American Psycho turns 30: What would Patrick Bateman look like today?
Brett Easton Ellis' seminal novel turns 30-year-old this year. But what would the titular psychopath look like in a 21st century world?
American Psycho is a book that takes the question: “what if the eighties was, like, a real, living person?” and runs with it for 399 pages. (Brett Easton Ellis won’t like that description, but then I’m beginning increasingly to suspect that Brett Easton Ellis doesn’t really like anything).
It huffs up all the decade’s power restaurants and rolodexes and videotapes, and all its money and certainty and vanity and cocaine, and pumps them it into a horrible, handsome, pin-striped little shell named Patrick Bateman, until he swells at the abs and sweats like a crack baby.

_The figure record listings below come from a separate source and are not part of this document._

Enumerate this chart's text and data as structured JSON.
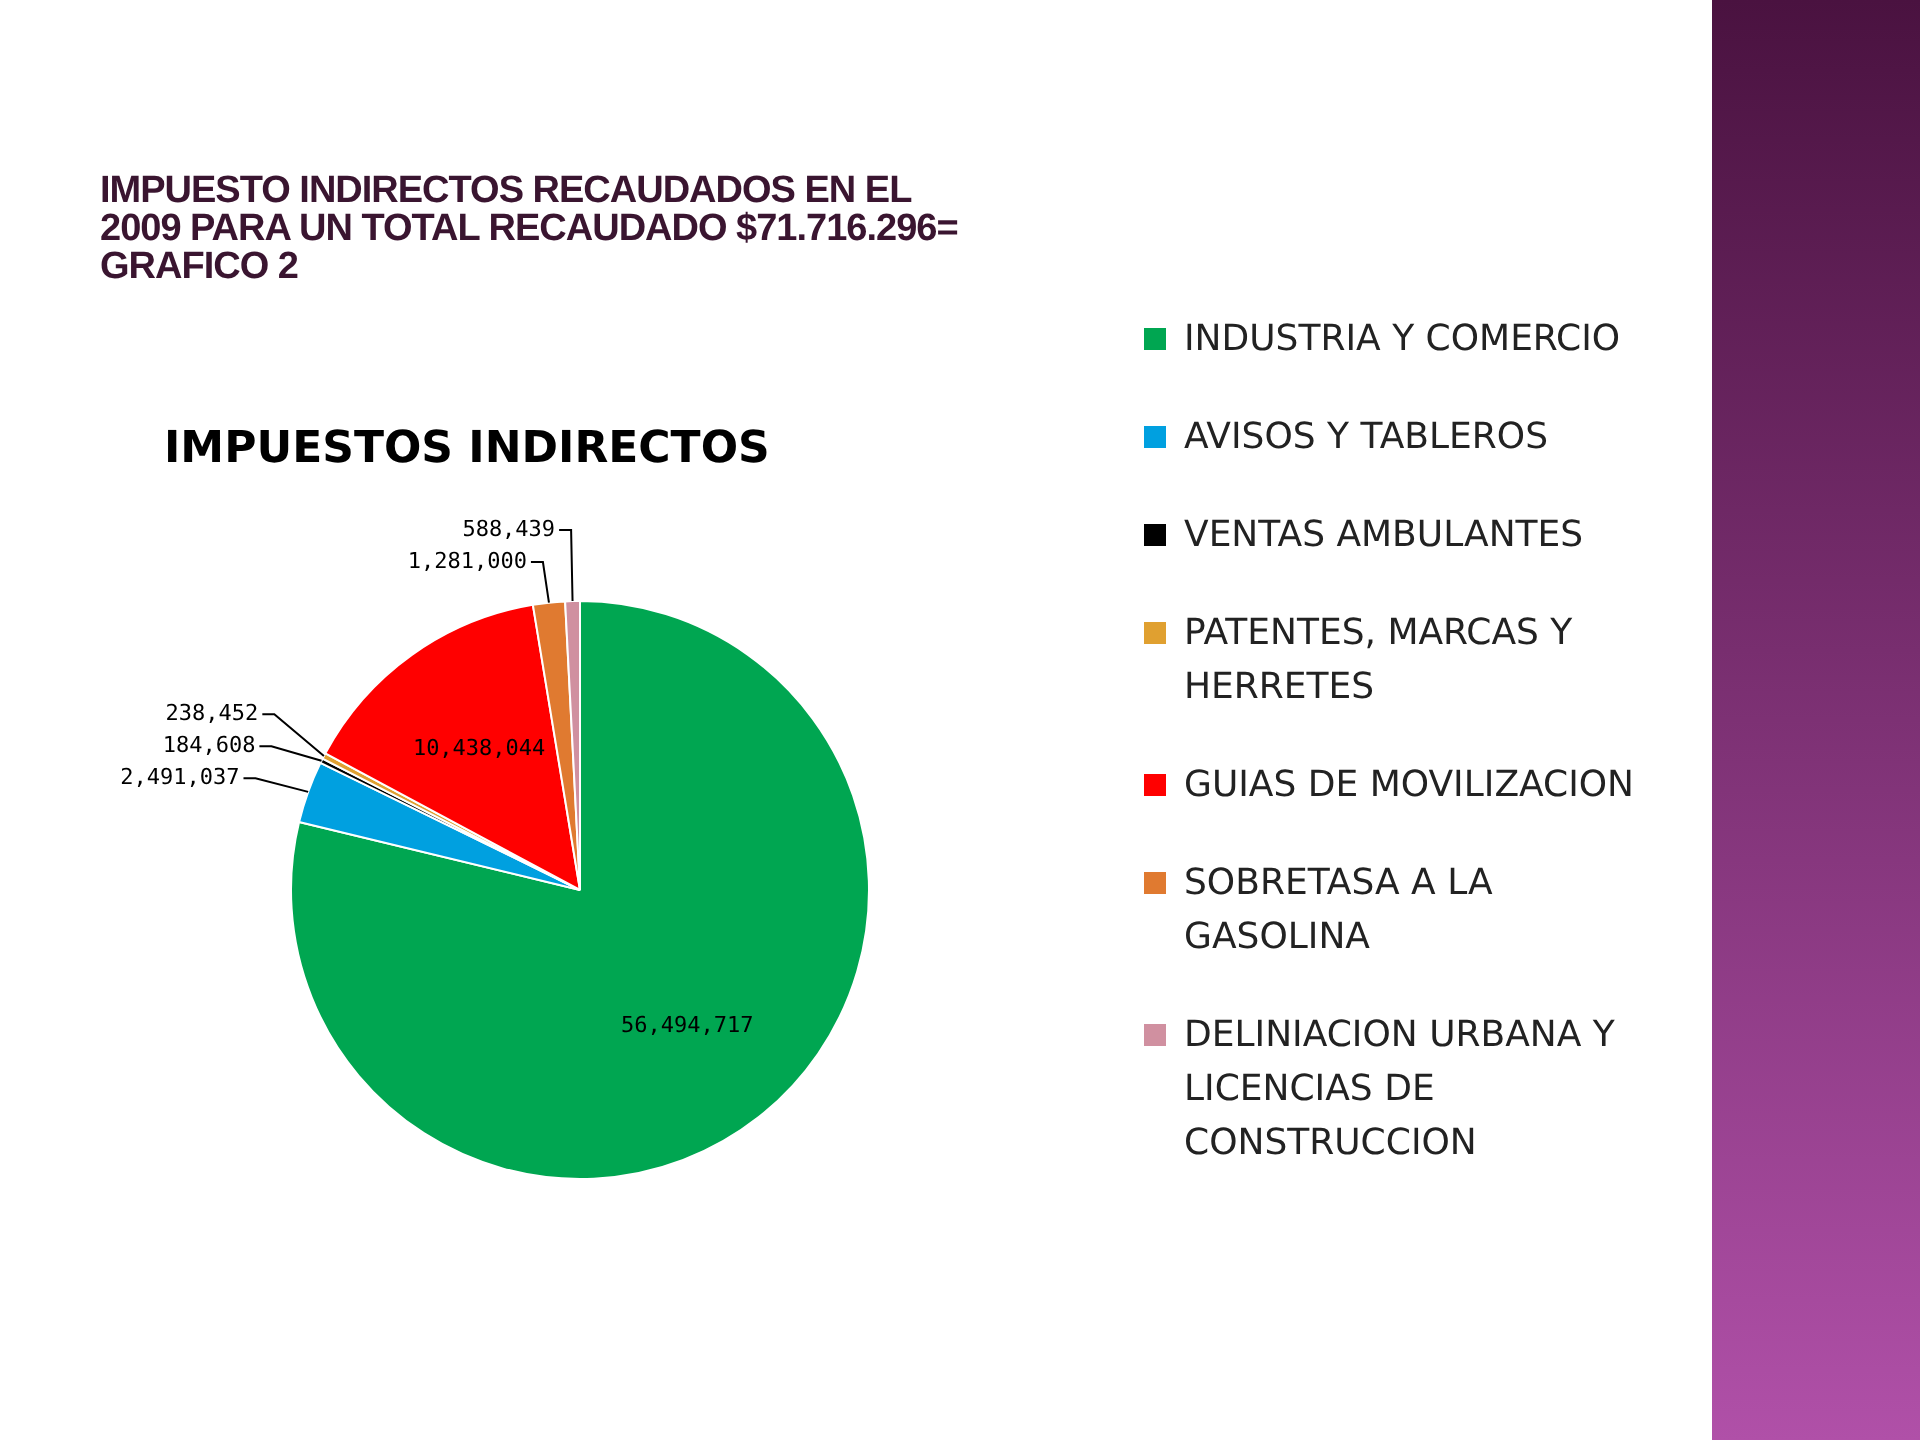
{
  "chart_data": {
    "type": "pie",
    "title": "IMPUESTO INDIRECTOS RECAUDADOS EN EL 2009 PARA UN TOTAL RECAUDADO $71.716.296= GRAFICO 2",
    "subtitle": "IMPUESTOS INDIRECTOS",
    "categories": [
      "INDUSTRIA Y COMERCIO",
      "AVISOS Y TABLEROS",
      "VENTAS AMBULANTES",
      "PATENTES, MARCAS Y HERRETES",
      "GUIAS DE MOVILIZACION",
      "SOBRETASA A LA GASOLINA",
      "DELINIACION URBANA Y LICENCIAS DE CONSTRUCCION"
    ],
    "values": [
      56494717,
      2491037,
      184608,
      238452,
      10438044,
      1281000,
      588439
    ],
    "colors": [
      "#00a651",
      "#00a0e0",
      "#000000",
      "#e0a030",
      "#ff0000",
      "#e07a30",
      "#d090a0"
    ],
    "value_labels": [
      "56,494,717",
      "2,491,037",
      "184,608",
      "238,452",
      "10,438,044",
      "1,281,000",
      "588,439"
    ],
    "legend": "right"
  }
}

And Patrick may or may not like to mutilate and murder a little between the sauna and the ceviche, and he may or may not be real, and he may or may not be imagining everything, and the book may or may not be endorsing this lifestyle, and it may or may not be condemning it, and it may or may not be saying something much cleverer in between the two.
But listen — you’re just here for the scene with the business cards and all that lovely Oliver Peoples eyewear, aren’t you, so let’s not get bogged down in the details. (There are also some bits with rats and prostitutes and chainsaws, but again, don’t worry about it, honestly, it’s fine.)